God of Action, God of Institutions. But Capacity of Individuals.

In a post from last week (and subsequent comments), Greg challenged me to provide an “intellectual architecture to guide our thinking about how to resolve disputes between the consciences of individuals and the institutions that form those consciences.” Vital and such, and also hard.

Greg proposes that we connect the capax dei — a naturally-instilled capacity for God — not only in conscience but also in institutions. His reasoning is that “God is a God of action and not just of knowledge and contemplation”, and to place the capax dei solely in the conscience would imply that we act on our religious beliefs only in contemplation. Thus, we must locate the capax dei also in institutions.

As I mentioned in an earlier post, though, the conscience relies, in part, and both knowingly and not, on institutions for its formation…To deny religion its role would be grossly unfair, favoring secular institutions’ influence in forming the conscience. In other words, institutions do form the conscience, so to discriminate against religious institutions’ attempts to form the conscience — which generally includes some sort of institutional authority claims over its adherents, even if only in the educative sense — would actually be to favor secular institutions (education, media, etc.).

Greg is summing up my above position as “conscience requires institutions to form it,” which isn’t entirely what I mean but I take the point. (I would say that institutions necessarily do form consciences — goodness, take education as an institution and we’re already there, but there are plenty of media, cultural, social and religious institutions to point to that influence the conscience, both obviously and subtly.) He sees this position as inadequate for providing the intellectual architecture mentioned above, and suggests instead that if we “articulate how institutions are connected to the capax dei without having to run that connection through the conscience,” we will be better off for it.

Thus far, Greg’s actual words. Now, a reading into those words:

I think that Greg is resisting my situating the capax dei in the conscience alone because he think that if we can connect institutions — educational, artistic, professional, et al, — directly to God (n.b.: not to the capacity for God), we will be better off. In other words, if we can have at our disposal a defense of the work for its own sake, because it is part of the creative work that God entrusts to human beings, we will have a much richer defense against centralized edicts (actual or by funding restrictions) declaring what education, art, science, et al. ought to look like. If, on the other hand, we can only defend work and institutions against government encroachment by finding a way in which that encroachment violates consciences, we have very few resources to draw upon.

On this, we agree – that is, if this “Greg thinks thusly” characterization is correct. In other words, we have freedom, we ought to have freedom, to carry out all kinds of institutional work simply because it is part of God’s creation, and decidedly not the state’s creation. And that freedom should be the default position, not only ‘granted’ when conscience demands it. So in an important way, God resides in those institutions themselves. (I probably need correcting from a theologian on how to articulate that point, though.)

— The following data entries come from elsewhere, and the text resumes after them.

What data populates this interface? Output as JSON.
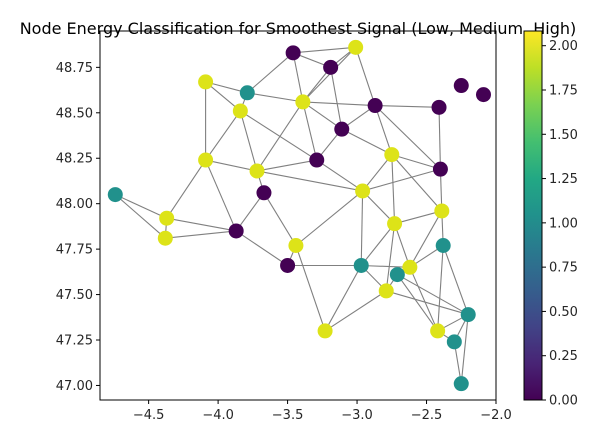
{
  "chart_data": {
    "type": "scatter",
    "title": "Node Energy Classification for Smoothest Signal (Low, Medium, High)",
    "xlim": [
      -4.85,
      -2.0
    ],
    "ylim": [
      46.92,
      48.95
    ],
    "xticks": [
      -4.5,
      -4.0,
      -3.5,
      -3.0,
      -2.5,
      -2.0
    ],
    "xtick_labels": [
      "−4.5",
      "−4.0",
      "−3.5",
      "−3.0",
      "−2.5",
      "−2.0"
    ],
    "yticks": [
      47.0,
      47.25,
      47.5,
      47.75,
      48.0,
      48.25,
      48.5,
      48.75
    ],
    "ytick_labels": [
      "47.00",
      "47.25",
      "47.50",
      "47.75",
      "48.00",
      "48.25",
      "48.50",
      "48.75"
    ],
    "colormap": "viridis",
    "color_range": [
      0.0,
      2.083
    ],
    "colorbar_ticks": [
      0.0,
      0.25,
      0.5,
      0.75,
      1.0,
      1.25,
      1.5,
      1.75,
      2.0
    ],
    "colorbar_tick_labels": [
      "0.00",
      "0.25",
      "0.50",
      "0.75",
      "1.00",
      "1.25",
      "1.50",
      "1.75",
      "2.00"
    ],
    "node_colors": {
      "low": "#440154",
      "medium": "#21918c",
      "high": "#dde318"
    },
    "edge_color": "#808080",
    "nodes": [
      {
        "x": -3.46,
        "y": 48.83,
        "class": 0
      },
      {
        "x": -3.01,
        "y": 48.86,
        "class": 2
      },
      {
        "x": -3.19,
        "y": 48.75,
        "class": 0
      },
      {
        "x": -4.09,
        "y": 48.67,
        "class": 2
      },
      {
        "x": -3.79,
        "y": 48.61,
        "class": 1
      },
      {
        "x": -3.39,
        "y": 48.56,
        "class": 2
      },
      {
        "x": -2.87,
        "y": 48.54,
        "class": 0
      },
      {
        "x": -3.84,
        "y": 48.51,
        "class": 2
      },
      {
        "x": -2.41,
        "y": 48.53,
        "class": 0
      },
      {
        "x": -2.25,
        "y": 48.65,
        "class": 0
      },
      {
        "x": -2.09,
        "y": 48.6,
        "class": 0
      },
      {
        "x": -3.11,
        "y": 48.41,
        "class": 0
      },
      {
        "x": -2.75,
        "y": 48.27,
        "class": 2
      },
      {
        "x": -4.09,
        "y": 48.24,
        "class": 2
      },
      {
        "x": -3.29,
        "y": 48.24,
        "class": 0
      },
      {
        "x": -3.72,
        "y": 48.18,
        "class": 2
      },
      {
        "x": -2.4,
        "y": 48.19,
        "class": 0
      },
      {
        "x": -4.74,
        "y": 48.05,
        "class": 1
      },
      {
        "x": -3.67,
        "y": 48.06,
        "class": 0
      },
      {
        "x": -2.96,
        "y": 48.07,
        "class": 2
      },
      {
        "x": -2.39,
        "y": 47.96,
        "class": 2
      },
      {
        "x": -4.37,
        "y": 47.92,
        "class": 2
      },
      {
        "x": -2.73,
        "y": 47.89,
        "class": 2
      },
      {
        "x": -3.87,
        "y": 47.85,
        "class": 0
      },
      {
        "x": -4.38,
        "y": 47.81,
        "class": 2
      },
      {
        "x": -3.44,
        "y": 47.77,
        "class": 2
      },
      {
        "x": -2.38,
        "y": 47.77,
        "class": 1
      },
      {
        "x": -3.5,
        "y": 47.66,
        "class": 0
      },
      {
        "x": -2.97,
        "y": 47.66,
        "class": 1
      },
      {
        "x": -2.62,
        "y": 47.65,
        "class": 2
      },
      {
        "x": -2.71,
        "y": 47.61,
        "class": 1
      },
      {
        "x": -2.79,
        "y": 47.52,
        "class": 2
      },
      {
        "x": -2.2,
        "y": 47.39,
        "class": 1
      },
      {
        "x": -3.23,
        "y": 47.3,
        "class": 2
      },
      {
        "x": -2.42,
        "y": 47.3,
        "class": 2
      },
      {
        "x": -2.3,
        "y": 47.24,
        "class": 1
      },
      {
        "x": -2.25,
        "y": 47.01,
        "class": 1
      }
    ],
    "edges": [
      [
        0,
        1
      ],
      [
        0,
        2
      ],
      [
        0,
        4
      ],
      [
        0,
        5
      ],
      [
        1,
        2
      ],
      [
        1,
        5
      ],
      [
        1,
        6
      ],
      [
        2,
        5
      ],
      [
        2,
        11
      ],
      [
        3,
        4
      ],
      [
        3,
        7
      ],
      [
        3,
        13
      ],
      [
        4,
        5
      ],
      [
        4,
        7
      ],
      [
        5,
        11
      ],
      [
        5,
        6
      ],
      [
        5,
        14
      ],
      [
        5,
        15
      ],
      [
        6,
        11
      ],
      [
        6,
        12
      ],
      [
        6,
        8
      ],
      [
        6,
        16
      ],
      [
        7,
        15
      ],
      [
        7,
        14
      ],
      [
        7,
        13
      ],
      [
        8,
        16
      ],
      [
        11,
        12
      ],
      [
        11,
        14
      ],
      [
        12,
        16
      ],
      [
        12,
        19
      ],
      [
        12,
        20
      ],
      [
        12,
        22
      ],
      [
        13,
        15
      ],
      [
        13,
        21
      ],
      [
        13,
        23
      ],
      [
        14,
        19
      ],
      [
        14,
        15
      ],
      [
        15,
        18
      ],
      [
        15,
        19
      ],
      [
        16,
        20
      ],
      [
        16,
        19
      ],
      [
        17,
        21
      ],
      [
        17,
        24
      ],
      [
        18,
        23
      ],
      [
        18,
        25
      ],
      [
        19,
        25
      ],
      [
        19,
        22
      ],
      [
        19,
        28
      ],
      [
        20,
        22
      ],
      [
        20,
        26
      ],
      [
        20,
        29
      ],
      [
        21,
        24
      ],
      [
        21,
        23
      ],
      [
        22,
        29
      ],
      [
        22,
        28
      ],
      [
        22,
        31
      ],
      [
        23,
        27
      ],
      [
        24,
        23
      ],
      [
        25,
        27
      ],
      [
        25,
        33
      ],
      [
        26,
        29
      ],
      [
        26,
        32
      ],
      [
        27,
        28
      ],
      [
        28,
        29
      ],
      [
        28,
        33
      ],
      [
        28,
        31
      ],
      [
        29,
        30
      ],
      [
        29,
        34
      ],
      [
        30,
        31
      ],
      [
        30,
        34
      ],
      [
        31,
        33
      ],
      [
        31,
        32
      ],
      [
        32,
        34
      ],
      [
        32,
        35
      ],
      [
        32,
        36
      ],
      [
        34,
        35
      ],
      [
        34,
        26
      ],
      [
        35,
        36
      ],
      [
        30,
        32
      ]
    ]
  }
}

But I still don’t think that the capacity for God, as intended in the old doctrine of capax dei, resides in those institutions. I want to keep this as just a capacity for God, not God Himself. And that capacity is, I have to maintain, not itself active. The manifestation of it is certainly active; it is work, art, education, everything. That is, the capax dei does manifest itself in institutions. But the capacity itself is something that compels the conscience, rather than an institution, toward God or at least the search for religious truth.

Why this  matters is that I want to argue that the capax dei is an important tool in the preservation of the freedom of religion and not just the freedom of conscience. The conscience can tell a person all kinds of things; it can be wholly individualized. This leaves us without any mechanism for arbitrating between individuals’ conscience-based claims. But the capax dei links the conscience to religions, and imbues those religions with not only the value of conscience claims but with an institutional authority as that institution that mediates the individual’s capax dei with deo. Again, as I wrotea natural capacity and desire for God means that we as humans must be free to pursue not only our consciences’ demands, but God Himself. This is a subtle but very important distinction, for if we need only obey our own consciences, we can probably stop with philosophy, which helps us understand the nature of the good. But if we have natural desires and capacities to know God, we must also have religion — and, consequently, freedom of religion.